I have a Tobit model of the form: \begin{align} Y^*_i &= X_i\beta + \epsilon_i \\ Y_i &= \max(Y^*_i,0). \end{align}
The regressors are one continuous variable and 30 factors (modelling seasonal effects during the day). In my sample there are among $3116$ observations $194$ left-censored and $2922$ uncensored.
I tried the R packages AER
and censReg
. With tobit()
in AER
I get an error message:
Error in solve.default(L %*% V %*% t(L)) :
Lapack routine dgesv: system is exactly singular: U[2,2] = 0
Thus a first question: do I have too many factors? However AER
has a predict function. Given the data $Y_i$ (non-negative) I would like to make a prediction of the censored data - $E[Y|Y>0,X_i]$ - is this what the predict function of AER
gives me?
How can I predict in the package censReg
?
EDIT 1) as Achim Zeileis said, there is a data problem with my factors, they are 0 or NAN too often and the tobit
algorithm cannot find a solution. I have to fix the data.
EDIT 2) Please look at the following example:
library(AER)
N = 10
f = rep(c("s1","s2","s3","s4","s5","s6","s7","s8"),N)

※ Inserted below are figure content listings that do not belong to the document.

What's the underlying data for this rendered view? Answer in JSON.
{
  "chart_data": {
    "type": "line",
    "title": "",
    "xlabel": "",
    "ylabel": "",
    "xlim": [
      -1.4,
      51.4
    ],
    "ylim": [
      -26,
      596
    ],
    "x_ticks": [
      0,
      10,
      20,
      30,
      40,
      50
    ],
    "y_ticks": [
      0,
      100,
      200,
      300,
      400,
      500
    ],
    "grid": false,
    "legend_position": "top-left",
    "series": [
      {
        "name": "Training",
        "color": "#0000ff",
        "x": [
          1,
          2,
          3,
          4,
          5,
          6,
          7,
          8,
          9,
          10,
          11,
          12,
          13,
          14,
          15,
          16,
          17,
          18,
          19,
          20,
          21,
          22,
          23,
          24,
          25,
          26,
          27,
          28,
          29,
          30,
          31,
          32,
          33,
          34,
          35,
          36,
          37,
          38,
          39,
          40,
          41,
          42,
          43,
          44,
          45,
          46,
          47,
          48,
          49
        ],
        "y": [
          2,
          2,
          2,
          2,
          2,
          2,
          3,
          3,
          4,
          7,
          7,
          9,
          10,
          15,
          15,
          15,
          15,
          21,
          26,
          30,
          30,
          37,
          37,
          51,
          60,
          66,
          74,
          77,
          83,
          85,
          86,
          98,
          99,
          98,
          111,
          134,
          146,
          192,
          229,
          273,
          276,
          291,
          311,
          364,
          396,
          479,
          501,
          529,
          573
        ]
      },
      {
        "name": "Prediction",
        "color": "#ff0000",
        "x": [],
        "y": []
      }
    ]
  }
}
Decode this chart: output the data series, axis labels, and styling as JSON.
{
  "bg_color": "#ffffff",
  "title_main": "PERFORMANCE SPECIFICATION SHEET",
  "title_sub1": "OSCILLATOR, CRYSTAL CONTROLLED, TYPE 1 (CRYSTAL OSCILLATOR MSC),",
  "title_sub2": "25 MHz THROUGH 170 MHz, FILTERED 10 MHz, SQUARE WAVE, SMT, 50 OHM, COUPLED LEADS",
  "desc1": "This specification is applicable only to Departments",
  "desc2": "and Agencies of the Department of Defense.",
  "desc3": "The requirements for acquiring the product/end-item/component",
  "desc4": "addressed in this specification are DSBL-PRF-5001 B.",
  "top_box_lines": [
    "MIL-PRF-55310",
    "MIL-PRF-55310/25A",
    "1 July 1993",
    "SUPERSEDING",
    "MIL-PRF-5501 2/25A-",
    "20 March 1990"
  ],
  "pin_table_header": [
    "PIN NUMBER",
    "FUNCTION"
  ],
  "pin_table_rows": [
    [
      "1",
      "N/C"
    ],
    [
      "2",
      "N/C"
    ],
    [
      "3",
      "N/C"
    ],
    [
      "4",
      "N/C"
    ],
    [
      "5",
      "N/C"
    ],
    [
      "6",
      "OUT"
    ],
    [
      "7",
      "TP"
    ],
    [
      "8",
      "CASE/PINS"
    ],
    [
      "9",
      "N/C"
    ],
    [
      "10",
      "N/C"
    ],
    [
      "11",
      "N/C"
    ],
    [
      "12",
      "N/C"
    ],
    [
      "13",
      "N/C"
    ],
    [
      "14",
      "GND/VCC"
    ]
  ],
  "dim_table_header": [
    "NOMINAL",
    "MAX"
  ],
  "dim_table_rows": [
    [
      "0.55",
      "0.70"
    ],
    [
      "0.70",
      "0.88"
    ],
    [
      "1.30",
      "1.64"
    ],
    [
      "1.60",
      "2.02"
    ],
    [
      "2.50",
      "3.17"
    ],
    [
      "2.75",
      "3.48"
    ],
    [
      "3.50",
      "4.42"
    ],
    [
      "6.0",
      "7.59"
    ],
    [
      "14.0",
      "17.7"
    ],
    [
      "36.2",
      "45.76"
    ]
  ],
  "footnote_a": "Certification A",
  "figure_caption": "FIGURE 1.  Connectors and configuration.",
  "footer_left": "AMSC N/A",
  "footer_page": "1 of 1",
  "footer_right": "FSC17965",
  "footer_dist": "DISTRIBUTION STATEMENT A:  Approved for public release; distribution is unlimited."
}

fcoeff = rep(c(-1,-2,-3,-4,-3,-5,-10,-5),N)
set.seed(100)
x = rnorm(8*N)+1
beta = 5
epsilon = rnorm(8*N,sd = sqrt(1/5))
y.star = x*beta+fcoeff+epsilon ## latent response
y = y.star
y[y<0] <- 0 ## censored response
fit <- tobit(y~0+x+f)
summary(fit)
coef(fit) # very satisfying estimates
my.range = range(y, y.star, predict(fit))
plot(y, ylim=my.range)
lines(predict(fit), col="red")
lines(y.star, col="blue")
As Achim Zeileis writes predict()
predicts $Y^*$ but how can we predict $Y$ efficiently and in an unbiased fashion?